So there's actually a lot of boring dead time when you're flying on a jet pack for hundreds of miles, so I'mma be nice and tell Anja some of my AWESOME and EPIC adventures.
Like, one time I was in this abandoned town, yeah? I stop and look for an abandoned grocery store to stock up, and I find one, but it was full of WOLF MUTANTS. Those are those bigass ugly tumory dudes who got like spliced with wolf DNA that makes them all wolfy. ALSO it wasn't a grocery store it was actually the town hall. The wolf mutants were hanging around and they saw me and freaked and I said "whatup bitches" and pulled out my BFG.
Yeah, that's right; MY BIG FRIENDLY GRENADE. I made like I was gonna throw it and they said, "wait please, no!"
So I stopped cuz, dude, I may be SAVAGE, but I'm not A SAVAGE.
And I'm about to ask what the what, when the giant windows behind me breaks and in leaps MUTANT WOLVES! Those are those bigass ugly tumory wolves with the spikey scales and shit.

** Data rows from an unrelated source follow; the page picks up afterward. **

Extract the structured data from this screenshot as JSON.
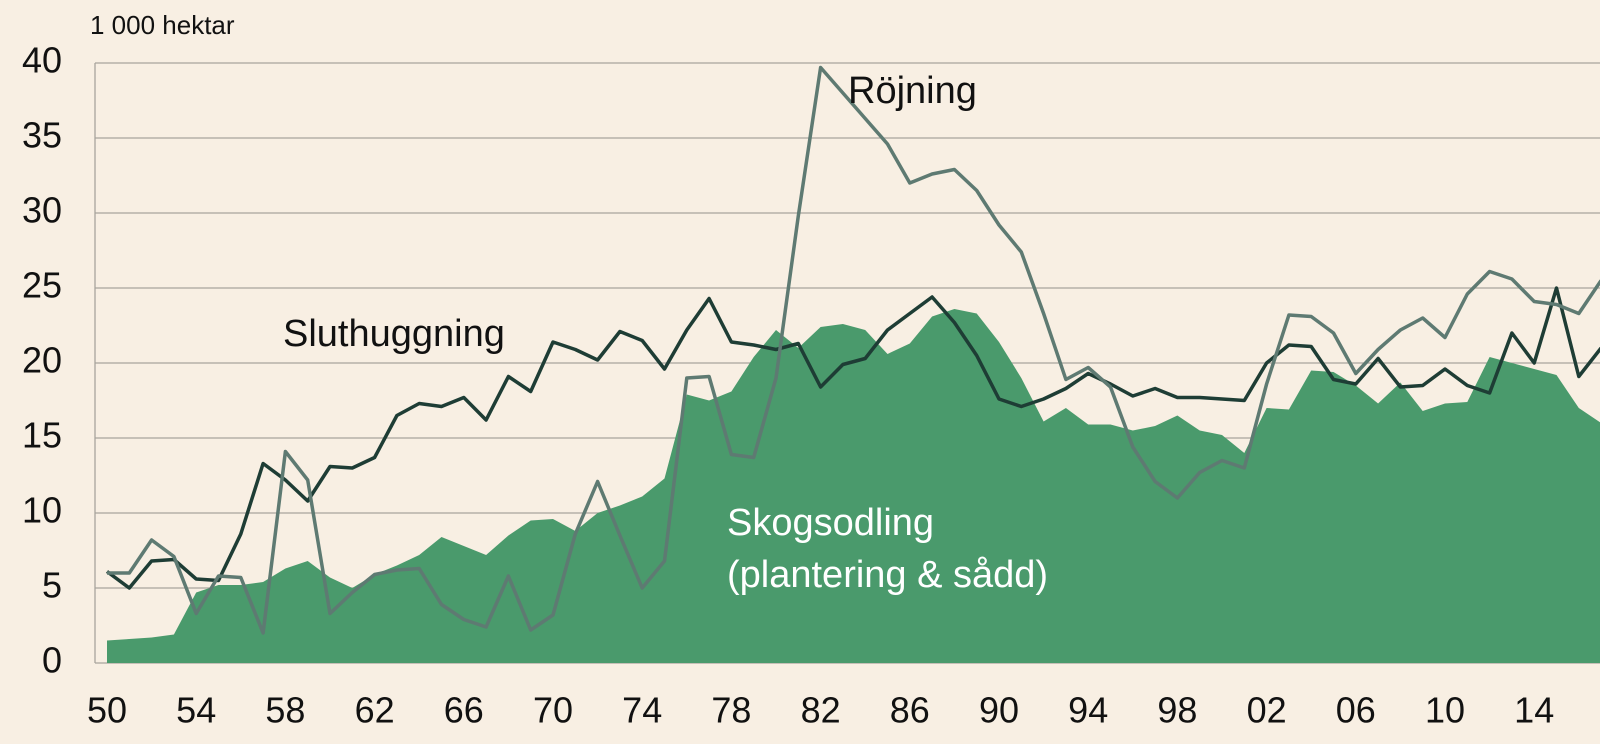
{
  "chart_data": {
    "type": "line",
    "unit_label": "1 000 hektar",
    "annotations": [
      "Röjning",
      "Sluthuggning",
      "Skogsodling",
      "(plantering & sådd)"
    ],
    "categories": [
      "50",
      null,
      null,
      null,
      "54",
      null,
      null,
      null,
      "58",
      null,
      null,
      null,
      "62",
      null,
      null,
      null,
      "66",
      null,
      null,
      null,
      "70",
      null,
      null,
      null,
      "74",
      null,
      null,
      null,
      "78",
      null,
      null,
      null,
      "82",
      null,
      null,
      null,
      "86",
      null,
      null,
      null,
      "90",
      null,
      null,
      null,
      "94",
      null,
      null,
      null,
      "98",
      null,
      null,
      null,
      "02",
      null,
      null,
      null,
      "06",
      null,
      null,
      null,
      "10",
      null,
      null,
      null,
      "14",
      null,
      null,
      null
    ],
    "series": [
      {
        "name": "Skogsodling",
        "type": "area",
        "color": "#4a9a6c",
        "values": [
          1.5,
          1.6,
          1.7,
          1.9,
          4.7,
          5.2,
          5.2,
          5.4,
          6.3,
          6.8,
          5.7,
          5.0,
          5.9,
          6.5,
          7.2,
          8.4,
          7.8,
          7.2,
          8.5,
          9.5,
          9.6,
          8.8,
          10.0,
          10.5,
          11.1,
          12.3,
          17.9,
          17.5,
          18.1,
          20.4,
          22.2,
          21.0,
          22.4,
          22.6,
          22.2,
          20.6,
          21.3,
          23.1,
          23.6,
          23.3,
          21.4,
          19.0,
          16.1,
          17.0,
          15.9,
          15.9,
          15.5,
          15.8,
          16.5,
          15.5,
          15.2,
          14.0,
          17.0,
          16.9,
          19.5,
          19.4,
          18.5,
          17.3,
          18.7,
          16.8,
          17.3,
          17.4,
          20.4,
          20.0,
          19.6,
          19.2,
          17.0,
          16.0
        ]
      },
      {
        "name": "Sluthuggning",
        "type": "line",
        "color": "#1e3d35",
        "values": [
          6.1,
          5.0,
          6.8,
          6.9,
          5.6,
          5.5,
          8.6,
          13.3,
          12.2,
          10.8,
          13.1,
          13.0,
          13.7,
          16.5,
          17.3,
          17.1,
          17.7,
          16.2,
          19.1,
          18.1,
          21.4,
          20.9,
          20.2,
          22.1,
          21.5,
          19.6,
          22.2,
          24.3,
          21.4,
          21.2,
          20.9,
          21.3,
          18.4,
          19.9,
          20.3,
          22.2,
          23.3,
          24.4,
          22.7,
          20.5,
          17.6,
          17.1,
          17.6,
          18.3,
          19.3,
          18.6,
          17.8,
          18.3,
          17.7,
          17.7,
          17.6,
          17.5,
          20.0,
          21.2,
          21.1,
          18.9,
          18.6,
          20.3,
          18.4,
          18.5,
          19.6,
          18.5,
          18.0,
          22.0,
          20.0,
          25.0,
          19.1,
          21.0
        ]
      },
      {
        "name": "Röjning",
        "type": "line",
        "color": "#5e7a72",
        "values": [
          6.0,
          6.0,
          8.2,
          7.1,
          3.3,
          5.8,
          5.7,
          2.0,
          14.1,
          12.2,
          3.3,
          4.7,
          5.9,
          6.2,
          6.3,
          3.9,
          2.9,
          2.4,
          5.8,
          2.2,
          3.2,
          8.6,
          12.1,
          8.5,
          5.0,
          6.8,
          19.0,
          19.1,
          13.9,
          13.7,
          19.0,
          29.8,
          39.7,
          38.0,
          36.3,
          34.6,
          32.0,
          32.6,
          32.9,
          31.5,
          29.2,
          27.4,
          23.3,
          18.9,
          19.7,
          18.4,
          14.4,
          12.1,
          11.0,
          12.7,
          13.5,
          13.0,
          18.6,
          23.2,
          23.1,
          22.0,
          19.3,
          20.9,
          22.2,
          23.0,
          21.7,
          24.6,
          26.1,
          25.6,
          24.1,
          23.9,
          23.3,
          25.5
        ]
      }
    ],
    "ylim": [
      0,
      40
    ],
    "yticks": [
      0,
      5,
      10,
      15,
      20,
      25,
      30,
      35,
      40
    ],
    "grid": true
  }
}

There was like ten-- no, fifty-- of them. All coming inside and attacking the Wolf Mutants.
So this time I throw the BFG at the Mutant Wolves and they kaboom into fifty million splats of "fuck you."
Everyone gets covered in glop, but I'm cool cuz damn, nothin like seeing giant wolfs go explodo. The Wolf Mutants looked freaked though.
"Yo," I said. "I blew those guys up for you. Can I get some food?"
And they sorta stared, but then one got them moving and ANYWAYS that's why my jacket is red, 'cause the Mutant Wolf blood stained it that way.